On that topic we have found that Turkish people, at least those we met, know hardly any English. At one point I installed an audio translator which is so funny to use but necessary. Anyway, back to the hotel. The reception people showed us our tiny room which was pretty but just too tiny. We were then told we could have an upgrade in exchange for a good review which I thought was pretty cheeky. The same practice was used at the hotel in Turkey. Needless to say we accepted the bigger and better room but would write an unbiased review. No wonder this hotel has over 9 stars. We soon settled into our charming little room with lovely views of the town. 

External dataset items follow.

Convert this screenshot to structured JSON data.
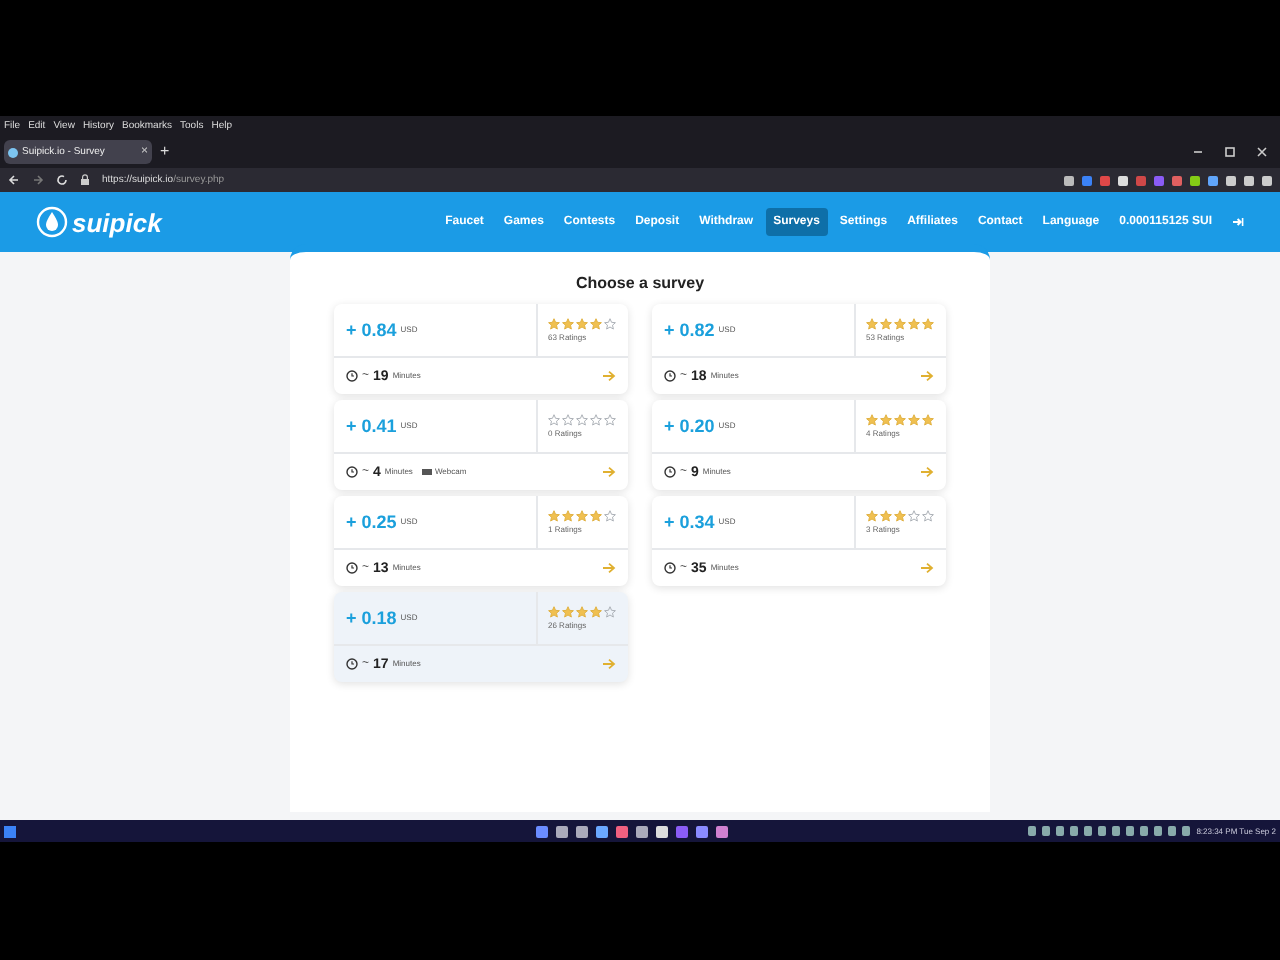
{
  "browser": {
    "menu": [
      "File",
      "Edit",
      "View",
      "History",
      "Bookmarks",
      "Tools",
      "Help"
    ],
    "tab": {
      "title": "Suipick.io - Survey",
      "close": "×"
    },
    "new_tab": "+",
    "url": {
      "host": "https://suipick.io",
      "path": "/survey.php"
    }
  },
  "site": {
    "logo": "suipick",
    "nav": [
      {
        "label": "Faucet",
        "selected": false
      },
      {
        "label": "Games",
        "selected": false
      },
      {
        "label": "Contests",
        "selected": false
      },
      {
        "label": "Deposit",
        "selected": false
      },
      {
        "label": "Withdraw",
        "selected": false
      },
      {
        "label": "Surveys",
        "selected": true
      },
      {
        "label": "Settings",
        "selected": false
      },
      {
        "label": "Affiliates",
        "selected": false
      },
      {
        "label": "Contact",
        "selected": false
      },
      {
        "label": "Language",
        "selected": false
      }
    ],
    "balance": "0.000115125 SUI"
  },
  "heading": "Choose a survey",
  "surveys": [
    {
      "amount": "+ 0.84",
      "currency": "USD",
      "stars": 4,
      "ratings": "63 Ratings",
      "approx": "~",
      "minutes": "19",
      "unit": "Minutes",
      "highlighted": false
    },
    {
      "amount": "+ 0.82",
      "currency": "USD",
      "stars": 5,
      "ratings": "53 Ratings",
      "approx": "~",
      "minutes": "18",
      "unit": "Minutes",
      "highlighted": false
    },
    {
      "amount": "+ 0.41",
      "currency": "USD",
      "stars": 0,
      "ratings": "0 Ratings",
      "approx": "~",
      "minutes": "4",
      "unit": "Minutes",
      "tag": "Webcam",
      "highlighted": false
    },
    {
      "amount": "+ 0.20",
      "currency": "USD",
      "stars": 5,
      "ratings": "4 Ratings",
      "approx": "~",
      "minutes": "9",
      "unit": "Minutes",
      "highlighted": false
    },
    {
      "amount": "+ 0.25",
      "currency": "USD",
      "stars": 4,
      "ratings": "1 Ratings",
      "approx": "~",
      "minutes": "13",
      "unit": "Minutes",
      "highlighted": false
    },
    {
      "amount": "+ 0.34",
      "currency": "USD",
      "stars": 3,
      "ratings": "3 Ratings",
      "approx": "~",
      "minutes": "35",
      "unit": "Minutes",
      "highlighted": false
    },
    {
      "amount": "+ 0.18",
      "currency": "USD",
      "stars": 4,
      "ratings": "26 Ratings",
      "approx": "~",
      "minutes": "17",
      "unit": "Minutes",
      "highlighted": true
    }
  ],
  "taskbar": {
    "clock": "8:23:34 PM Tue Sep 2"
  }
}
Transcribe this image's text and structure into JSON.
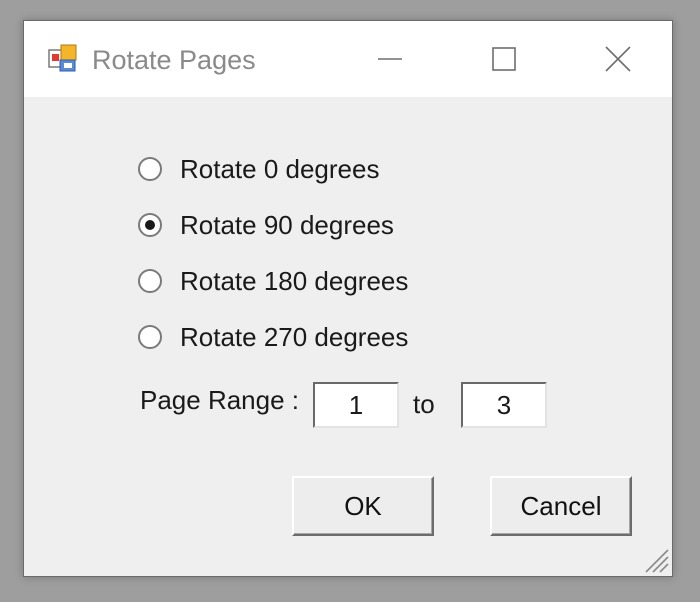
{
  "window": {
    "title": "Rotate Pages",
    "controls": {
      "minimize_icon": "minimize-icon",
      "maximize_icon": "maximize-icon",
      "close_icon": "close-icon"
    },
    "app_icon": "rotate-pages-app-icon"
  },
  "rotation": {
    "options": [
      {
        "label": "Rotate 0 degrees",
        "selected": false
      },
      {
        "label": "Rotate 90 degrees",
        "selected": true
      },
      {
        "label": "Rotate 180 degrees",
        "selected": false
      },
      {
        "label": "Rotate 270 degrees",
        "selected": false
      }
    ]
  },
  "page_range": {
    "label": "Page Range :",
    "from": "1",
    "to_label": "to",
    "to": "3"
  },
  "buttons": {
    "ok": "OK",
    "cancel": "Cancel"
  },
  "colors": {
    "dialog_background": "#efefef",
    "titlebar_background": "#ffffff",
    "title_text": "#8a8a8a",
    "desktop": "#9e9e9e"
  }
}
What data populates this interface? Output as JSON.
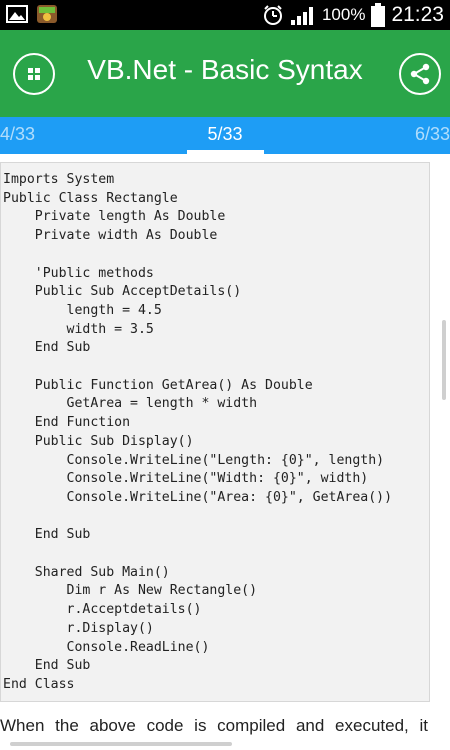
{
  "status_bar": {
    "battery": "100%",
    "time": "21:23"
  },
  "app_bar": {
    "title": "VB.Net - Basic Syntax",
    "menu_icon": "grid-dots-icon",
    "share_icon": "share-icon",
    "color": "#2aa549"
  },
  "tabs": {
    "prev": "4/33",
    "current": "5/33",
    "next": "6/33",
    "color": "#1e9df5"
  },
  "code_lines": [
    "Imports System",
    "Public Class Rectangle",
    "    Private length As Double",
    "    Private width As Double",
    "",
    "    'Public methods",
    "    Public Sub AcceptDetails()",
    "        length = 4.5",
    "        width = 3.5",
    "    End Sub",
    "",
    "    Public Function GetArea() As Double",
    "        GetArea = length * width",
    "    End Function",
    "    Public Sub Display()",
    "        Console.WriteLine(\"Length: {0}\", length)",
    "        Console.WriteLine(\"Width: {0}\", width)",
    "        Console.WriteLine(\"Area: {0}\", GetArea())",
    "",
    "    End Sub",
    "",
    "    Shared Sub Main()",
    "        Dim r As New Rectangle()",
    "        r.Acceptdetails()",
    "        r.Display()",
    "        Console.ReadLine()",
    "    End Sub",
    "End Class"
  ],
  "description": "When the above code is compiled and executed, it"
}
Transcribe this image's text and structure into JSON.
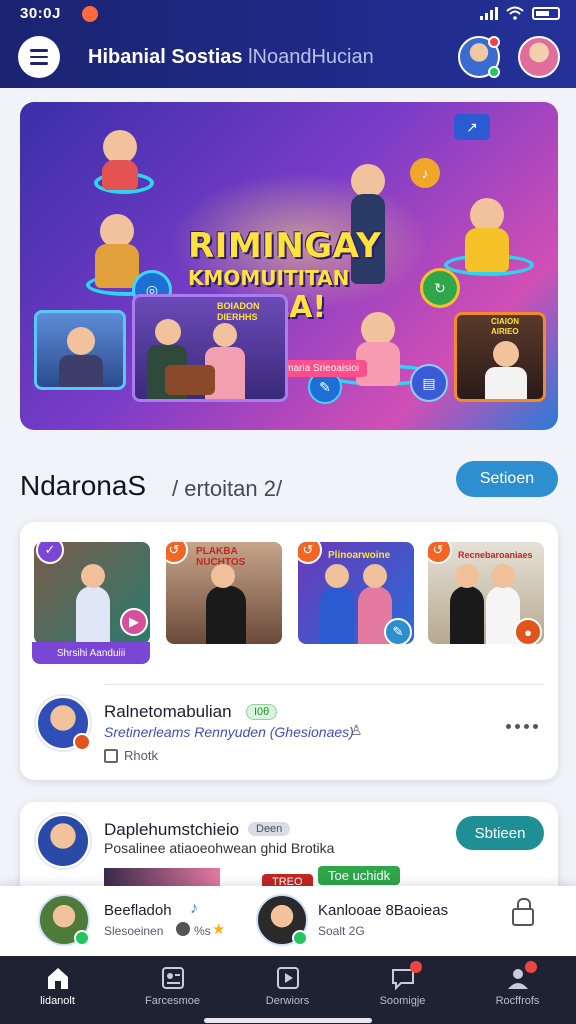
{
  "status": {
    "time": "30:0J"
  },
  "header": {
    "title_main": "Hibanial Sostias",
    "title_sub": "lNoandHucian"
  },
  "hero": {
    "line1": "RIMINGAY",
    "line2": "KMOMUITITAN",
    "line3": "VIBDLA!",
    "subtitle": "Noufac forecerhmaria Srieoaisioi",
    "photo_label": "BOIADON DIERHHS",
    "photo2_label": "CIAION AIRIEO"
  },
  "section": {
    "title": "NdaronaS",
    "subtitle": "/ ertoitan 2/",
    "button": "Setioen"
  },
  "thumbnails": [
    {
      "label": "Shrsihi Aanduiii",
      "accent": "#7a46d6"
    },
    {
      "label": "PLAKBA NUCHTOS",
      "accent": "#f26522"
    },
    {
      "label": "Plinoarwoine",
      "accent": "#f26522"
    },
    {
      "label": "Recnebaroaniaes",
      "accent": "#f26522"
    }
  ],
  "row1": {
    "name": "Ralnetomabulian",
    "badge": "I0θ",
    "sub": "Sretinerleams Rennyuden (Ghesionaes)",
    "meta": "Rhotk"
  },
  "row2": {
    "name": "Daplehumstchieio",
    "badge": "Deen",
    "sub": "Posalinee atiaoeohwean ghid Brotika",
    "button": "Sbtieen",
    "chip": "Toe uchidk",
    "chip2": "TREO"
  },
  "dock": {
    "left_name": "Beefladoh",
    "left_sub": "Slesoeinen",
    "left_sub2": "%s",
    "right_name": "Kanlooae 8Baoieas",
    "right_sub": "Soalt 2G"
  },
  "nav": [
    {
      "label": "lidanolt",
      "icon": "home-icon",
      "active": true
    },
    {
      "label": "Farcesmoe",
      "icon": "id-card-icon",
      "active": false
    },
    {
      "label": "Derwiors",
      "icon": "play-square-icon",
      "active": false
    },
    {
      "label": "Soomigje",
      "icon": "chat-icon",
      "active": false
    },
    {
      "label": "Rocffrofs",
      "icon": "profile-icon",
      "active": false
    }
  ],
  "colors": {
    "header": "#1b2472",
    "accent_blue": "#2e8fd0",
    "accent_teal": "#1f8f96",
    "nav_bg": "#1e2233"
  }
}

. Our room at the Hotel in Safranbolu and the views from our room
After we had settled in, dealt with emails, issues at home, etc, we got ready to visit the centre of Safranbolu. I had read that apart from being the saffron capital of Turkey it was once important because of its strategic location and a junction of the old caravan trade route between the Black Sea and the Mediterranean Seas - nothing less than a stop on what was once known as the Silk Road. Apparently saffron was introduced by the Chinese who got it in turn from Persia. In the same way it was the Arabs who introduced saffron to Spain - one of the biggest saffron producers in the world. Today the top five producers of Saffron, in this order, are Iran, India, Spain, Greece and Morocco. With so much saffron in Spain which I never buy or use, of course I would not be interested in getting any in Safronbolu. I tried to explain this to the local sellers in all the shops lining the pretty streets, not to much avail. This is me setting out of our hotel on a very steep walk on stony paths down to the old town.  
..
In Safranbolu
We were charmed immediately by its cobbled streets, the Ottoman houses, the old baths - so important in Turkey, and the old Mosque. Here are some photos of what we saw. Everywhere there were shops and stalls selling mainly saffron and, of course, Turkish delight, hahahaha - different to the Cadbury version my father loved. 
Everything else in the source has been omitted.